Circles are far more than a technique; they are a sacred way of life. Circles embody philosophy, principles, and values that apply whether people are sitting in Circle or not.
During the 1990s, members of First Nations in Canada began teaching the Circle practice to non-Native people. They chose to do this because First Nation communities were seeking alternatives to the mass incarceration of their people. Returning to Native ways to resolve conflicts and harms required collaboration with non-Native people: lawyers, prosecutors, judges, as well as non-Native neighbors. In the process, non-Native people experienced the Circle process and its power to bring positive transformation for everyone involved. From these origins, the use of Circles among non-Natives has grown.
Several First Nations people in particular contributed to the use of Circles among non-Natives in the U.S. and Canada. The Hollow Water First Nation on Lake Winnipeg has played a critical role in demonstrating the philosophy and power of Circles to address harms in communities. Many non-Natives learned about Circles through their work, especially by reading Rupert Ross’s book, Returning to the Teachings: Exploring Aboriginal JusticeCanada; available in the U.S. from Living Justice Press.
This cross-cultural transference that First Nations people initiated was spurred by the need to find alternatives to incarceration and to reduce the disproportionate incarceration of Native people. When non-Native people, including many People of Color, experienced the power of the Circle process to address harms and conflicts, they began to use the process with other non-Native people and in other areas of life as well.
Using Circles in schools quickly became another major area of use. In Minnesota, Dakota-Ojibwe playwright and scholar Chuck Robertson was a strong advocate of using Circles with Native and non-Native communities, especially around schools. With his Circle associates Jamie Williams and Oscar Reed, Dr. Robertson trained and worked with hundreds of educators to bring the Circle process into school settings.

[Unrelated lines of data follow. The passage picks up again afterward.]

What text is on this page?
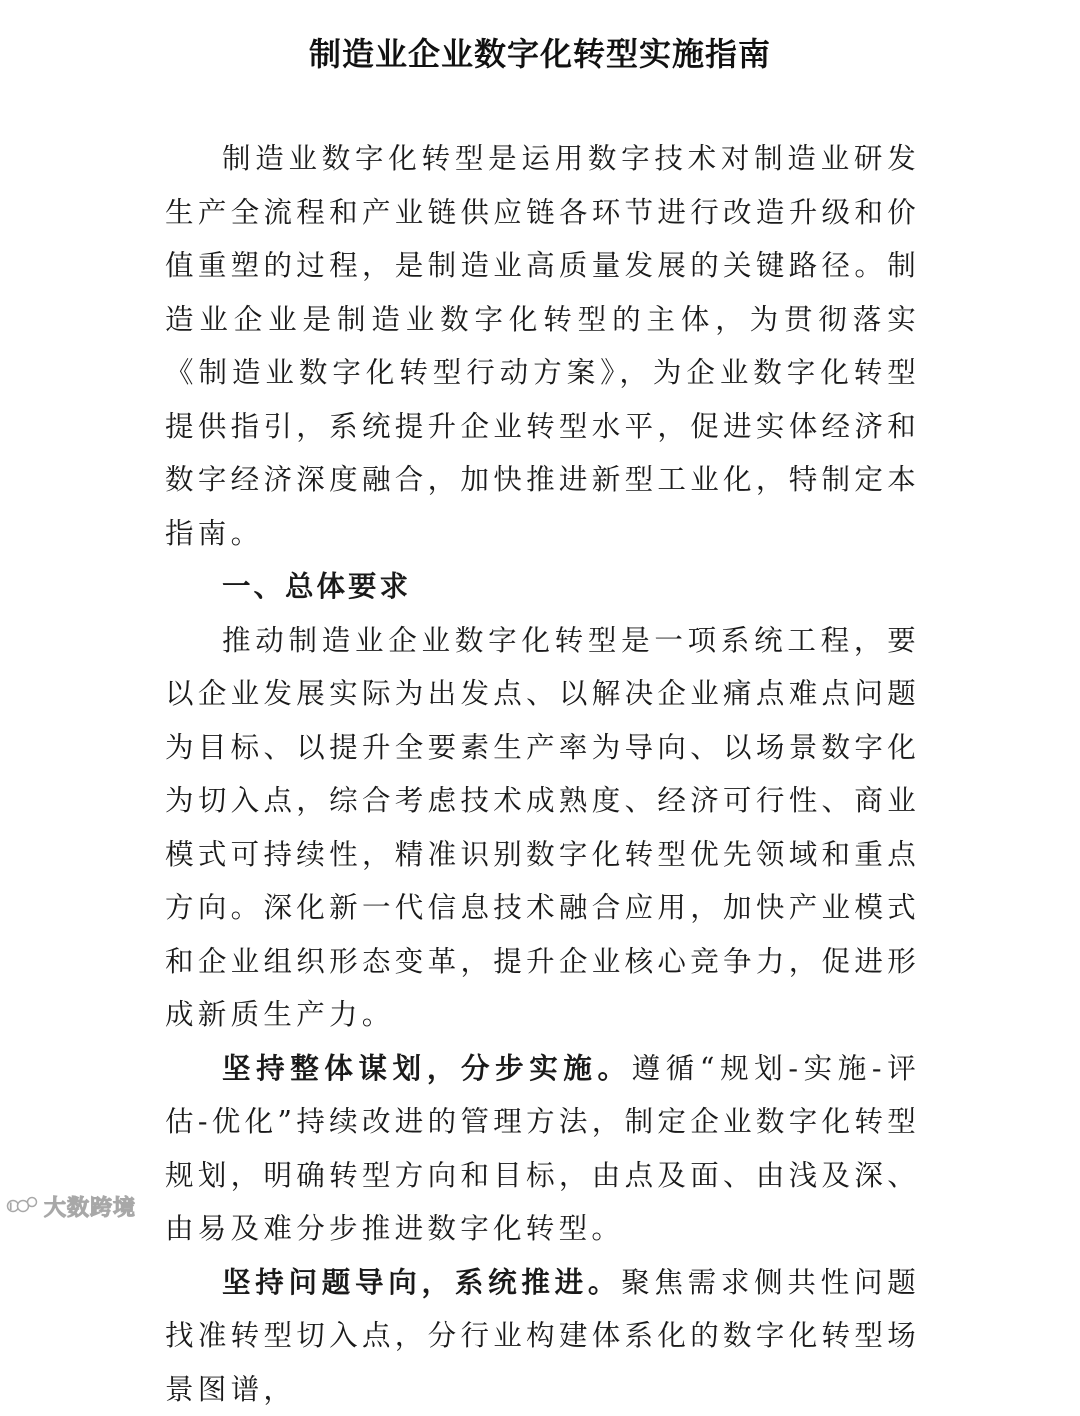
制造业企业数字化转型实施指南

制造业数字化转型是运用数字技术对制造业研发生产全流程和产业链供应链各环节进行改造升级和价值重塑的过程，是制造业高质量发展的关键路径。制造业企业是制造业数字化转型的主体，为贯彻落实《制造业数字化转型行动方案》，为企业数字化转型提供指引，系统提升企业转型水平，促进实体经济和数字经济深度融合，加快推进新型工业化，特制定本指南。

一、总体要求

推动制造业企业数字化转型是一项系统工程，要以企业发展实际为出发点、以解决企业痛点难点问题为目标、以提升全要素生产率为导向、以场景数字化为切入点，综合考虑技术成熟度、经济可行性、商业模式可持续性，精准识别数字化转型优先领域和重点方向。深化新一代信息技术融合应用，加快产业模式和企业组织形态变革，提升企业核心竞争力，促进形成新质生产力。

坚持整体谋划，分步实施。遵循“规划-实施-评估-优化”持续改进的管理方法，制定企业数字化转型规划，明确转型方向和目标，由点及面、由浅及深、由易及难分步推进数字化转型。

坚持问题导向，系统推进。聚焦需求侧共性问题找准转型切入点，分行业构建体系化的数字化转型场景图谱，

l 大数跨境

Indigenous peoples around the world have clearly used processes similar to Circles to attend to the community’s work. Circles of stones or wood can be found all over Europe. Some European circular sites date back 5,000 years or more. Though Indigenous European forms of Circles have been largely lost, many Indigenous Peoples continue to use Circle-like processes today. We are deeply indebted to those who have carried these traditions into modern times.